Is my dog confident in his execution of the equipment?

This is why I didn’t enter Felix in everything; and why I avoided some obstacles in gamblers. We were lucky that snooker only involved jumps and tunnels, but if it had included one of the pieces we were avoiding we’d have scratched or somehow worked around it. 0O1A2616 He told me his confidence about double and triple jumps is still not where I’d like it; I allowed him to run past them and did not insist that he take them. We have a plan for this, and I was thrilled with his confident execution of both the wall and broad jumps.

Am I confident that I can be a good handler to my dog? 

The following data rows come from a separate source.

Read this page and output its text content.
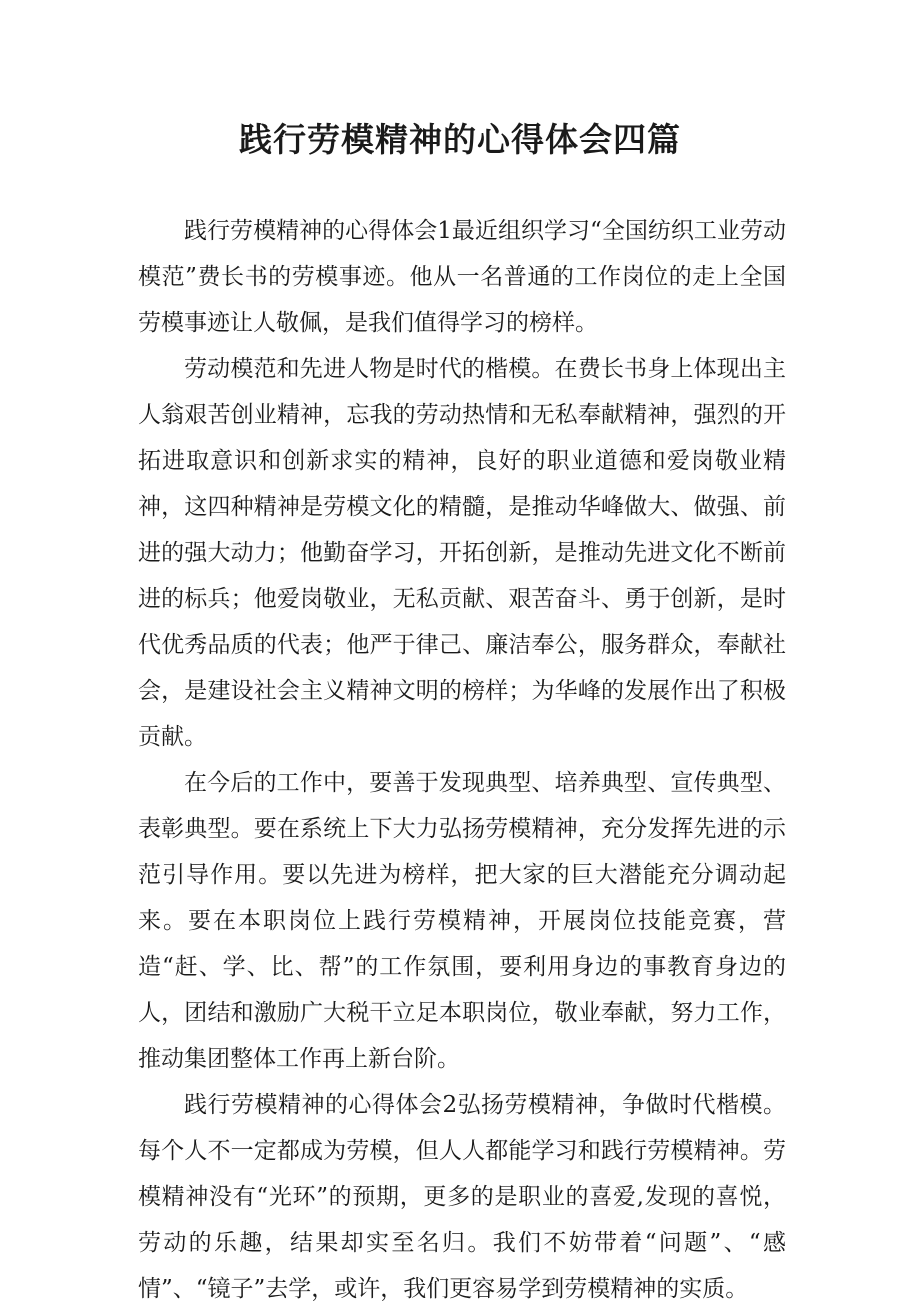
践行劳模精神的心得体会四篇

践行劳模精神的心得体会1最近组织学习“全国纺织工业劳动模范”费长书的劳模事迹。他从一名普通的工作岗位的走上全国劳模事迹让人敬佩，是我们值得学习的榜样。

劳动模范和先进人物是时代的楷模。在费长书身上体现出主人翁艰苦创业精神，忘我的劳动热情和无私奉献精神，强烈的开拓进取意识和创新求实的精神，良好的职业道德和爱岗敬业精神，这四种精神是劳模文化的精髓，是推动华峰做大、做强、前进的强大动力；他勤奋学习，开拓创新，是推动先进文化不断前进的标兵；他爱岗敬业，无私贡献、艰苦奋斗、勇于创新，是时代优秀品质的代表；他严于律己、廉洁奉公，服务群众，奉献社会，是建设社会主义精神文明的榜样；为华峰的发展作出了积极贡献。

在今后的工作中，要善于发现典型、培养典型、宣传典型、表彰典型。要在系统上下大力弘扬劳模精神，充分发挥先进的示范引导作用。要以先进为榜样，把大家的巨大潜能充分调动起来。要在本职岗位上践行劳模精神，开展岗位技能竞赛，营造“赶、学、比、帮”的工作氛围，要利用身边的事教育身边的人，团结和激励广大税干立足本职岗位，敬业奉献，努力工作，推动集团整体工作再上新台阶。

践行劳模精神的心得体会2弘扬劳模精神，争做时代楷模。每个人不一定都成为劳模，但人人都能学习和践行劳模精神。劳模精神没有“光环”的预期，更多的是职业的喜爱,发现的喜悦，劳动的乐趣，结果却实至名归。我们不妨带着“问题”、“感情”、“镜子”去学，或许，我们更容易学到劳模精神的实质。
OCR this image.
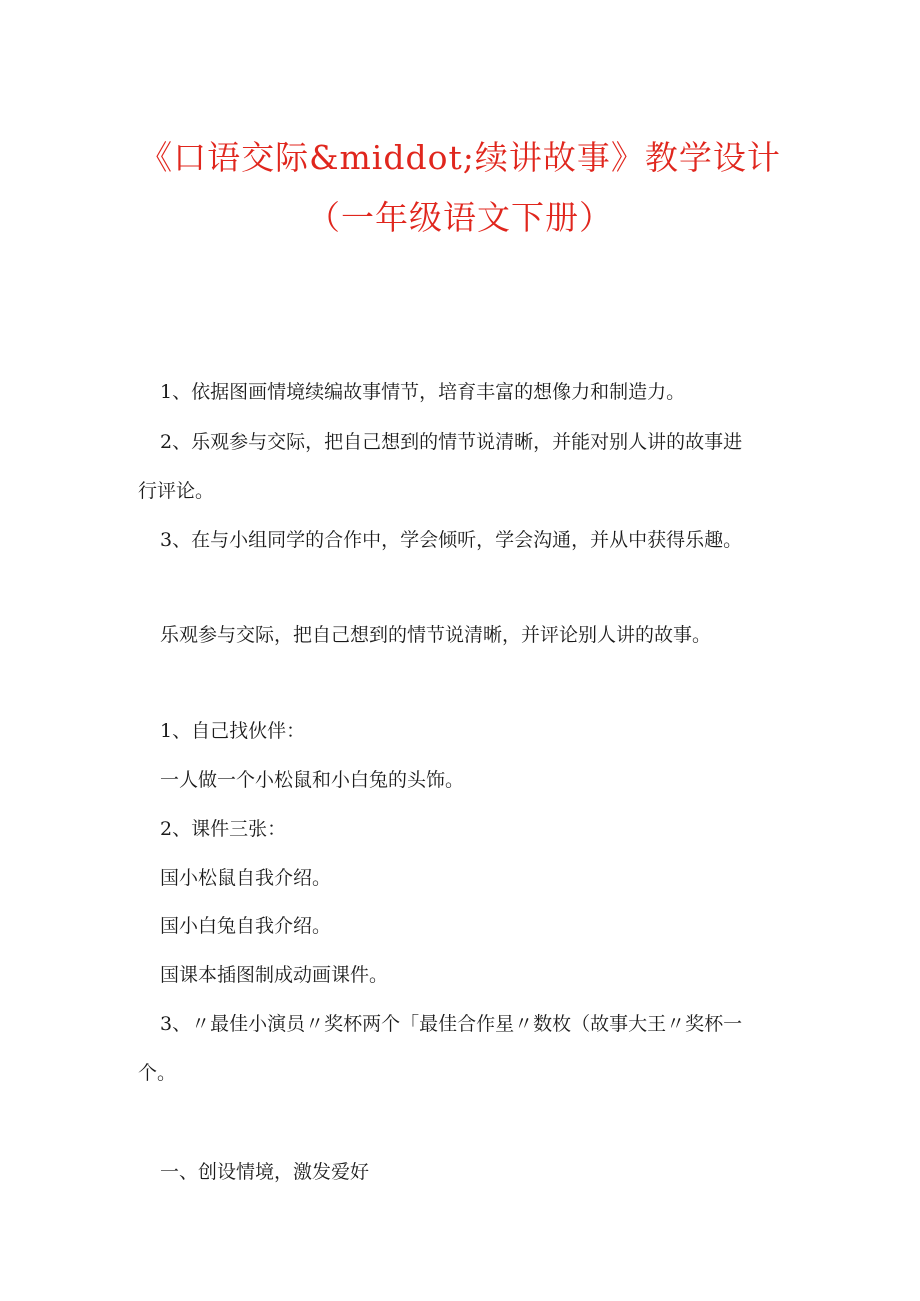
《口语交际&middot;续讲故事》教学设计
（一年级语文下册）
1、依据图画情境续编故事情节，培育丰富的想像力和制造力。
2、乐观参与交际，把自己想到的情节说清晰，并能对别人讲的故事进
行评论。
3、在与小组同学的合作中，学会倾听，学会沟通，并从中获得乐趣。
乐观参与交际，把自己想到的情节说清晰，并评论别人讲的故事。
1、自己找伙伴：
一人做一个小松鼠和小白兔的头饰。
2、课件三张：
国小松鼠自我介绍。
国小白兔自我介绍。
国课本插图制成动画课件。
3、〃最佳小演员〃奖杯两个「最佳合作星〃数枚（故事大王〃奖杯一
个。
一、创设情境，激发爱好
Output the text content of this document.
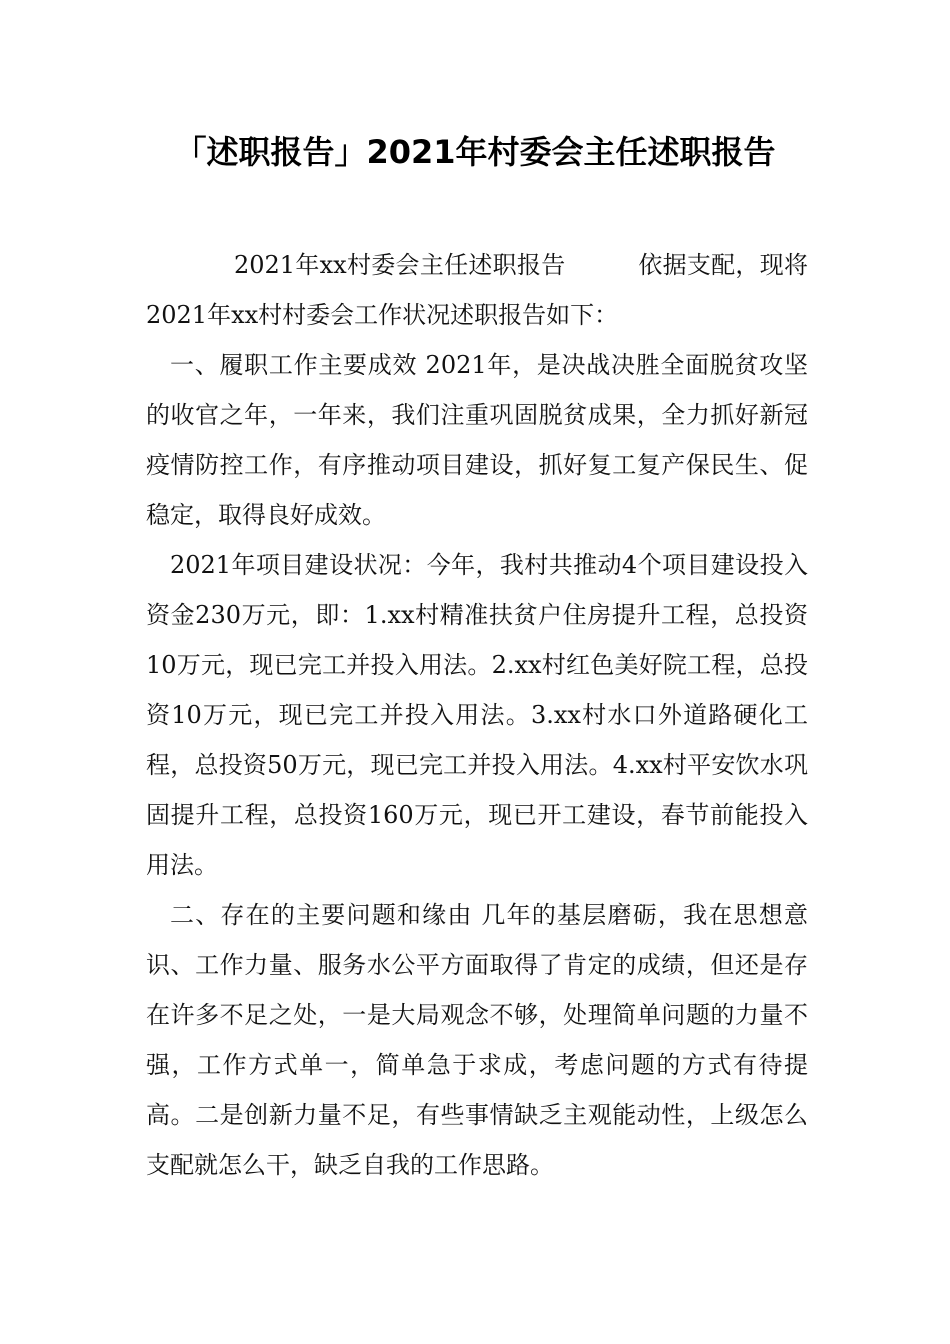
「述职报告」2021年村委会主任述职报告

2021年xx村委会主任述职报告　　　依据支配，现将2021年xx村村委会工作状况述职报告如下：

一、履职工作主要成效 2021年，是决战决胜全面脱贫攻坚的收官之年，一年来，我们注重巩固脱贫成果，全力抓好新冠疫情防控工作，有序推动项目建设，抓好复工复产保民生、促稳定，取得良好成效。

2021年项目建设状况：今年，我村共推动4个项目建设投入资金230万元，即：1.xx村精准扶贫户住房提升工程，总投资10万元，现已完工并投入用法。2.xx村红色美好院工程，总投资10万元，现已完工并投入用法。3.xx村水口外道路硬化工程，总投资50万元，现已完工并投入用法。4.xx村平安饮水巩固提升工程，总投资160万元，现已开工建设，春节前能投入用法。

二、存在的主要问题和缘由 几年的基层磨砺，我在思想意识、工作力量、服务水公平方面取得了肯定的成绩，但还是存在许多不足之处，一是大局观念不够，处理简单问题的力量不强，工作方式单一，简单急于求成，考虑问题的方式有待提高。二是创新力量不足，有些事情缺乏主观能动性，上级怎么支配就怎么干，缺乏自我的工作思路。
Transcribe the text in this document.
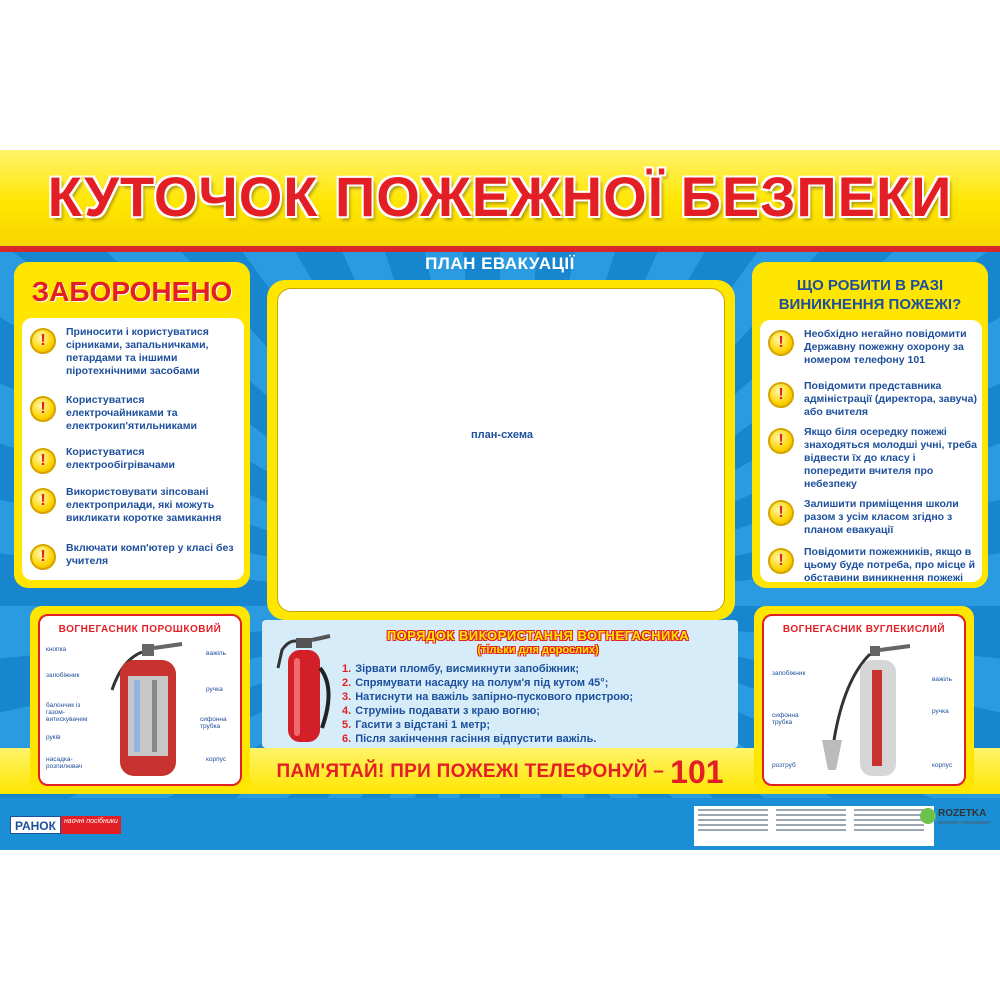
КУТОЧОК ПОЖЕЖНОЇ БЕЗПЕКИ
ЗАБОРОНЕНО
!	Приносити і користуватися сірниками, запальничками, петардами та іншими піротехнічними засобами
!	Користуватися електрочайниками та електрокип'ятильниками
!	Користуватися електрообігрівачами
!	Використовувати зіпсовані електроприлади, які можуть викликати коротке замикання
!	Включати комп'ютер у класі без учителя
ПЛАН ЕВАКУАЦІЇ
план-схема
ЩО РОБИТИ В РАЗІ
ВИНИКНЕННЯ ПОЖЕЖІ?
!	Необхідно негайно повідомити Державну пожежну охорону за номером телефону 101
!	Повідомити представника адміністрації (директора, завуча) або вчителя
!	Якщо біля осередку пожежі знаходяться молодші учні, треба відвести їх до класу і попередити вчителя про небезпеку
!	Залишити приміщення школи разом з усім класом згідно з планом евакуації
!	Повідомити пожежників, якщо в цьому буде потреба, про місце й обставини виникнення пожежі
ПОРЯДОК ВИКОРИСТАННЯ ВОГНЕГАСНИКА
(тільки для дорослих)
1. Зірвати пломбу, висмикнути запобіжник;
2. Спрямувати насадку на полум'я під кутом 45°;
3. Натиснути на важіль запірно-пускового пристрою;
4. Струмінь подавати з краю вогню;
5. Гасити з відстані 1 метр;
6. Після закінчення гасіння відпустити важіль.
ВОГНЕГАСНИК ПОРОШКОВИЙ
кнопка
запобіжник
балончик із газом-витискувачем
руків
насадка-розпилювач
важіль
ручка
сифонна трубка
корпус
ВОГНЕГАСНИК ВУГЛЕКИСЛИЙ
запобіжник
сифонна трубка
розтруб
важіль
ручка
корпус
ПАМ'ЯТАЙ! ПРИ ПОЖЕЖІ ТЕЛЕФОНУЙ – 101
РАНОК	наочні посібники
ROZETKA
интернет-супермаркет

On starters courses, yes. I am careful not to over face my dog with tougher courses right away, though those are what we do at home. I just don’t know him well enough yet to enter him in tournaments. That’s ok with me. After the trial I know that I need to trust my answer here a bit more and show up as the same handler in trials that I am in training.

Does my dog understand how to sequence in the absence of classic reinforcers? 

Admittedly, I didn’t work on this for long enough. I felt comfortable going in, which is why Felix ran with the same delight that he does when I have a toy, but he was slightly puzzled when we ended and didn’t immediately go into a tug game. I have showed him the process of ending, leashing up, and heading over to the toy, but I’d say he hasn’t seen this enough times. Back to the drawing board.

I learned a lot from this experience and know what I need to work on. We are not ready to dive in head-first, but we are ready to dip the other foot into the water. In any case, I really enjoy playing with Felix, and I think he likes playing with me. As I often say, as long as the dog is still happy nothing is broken.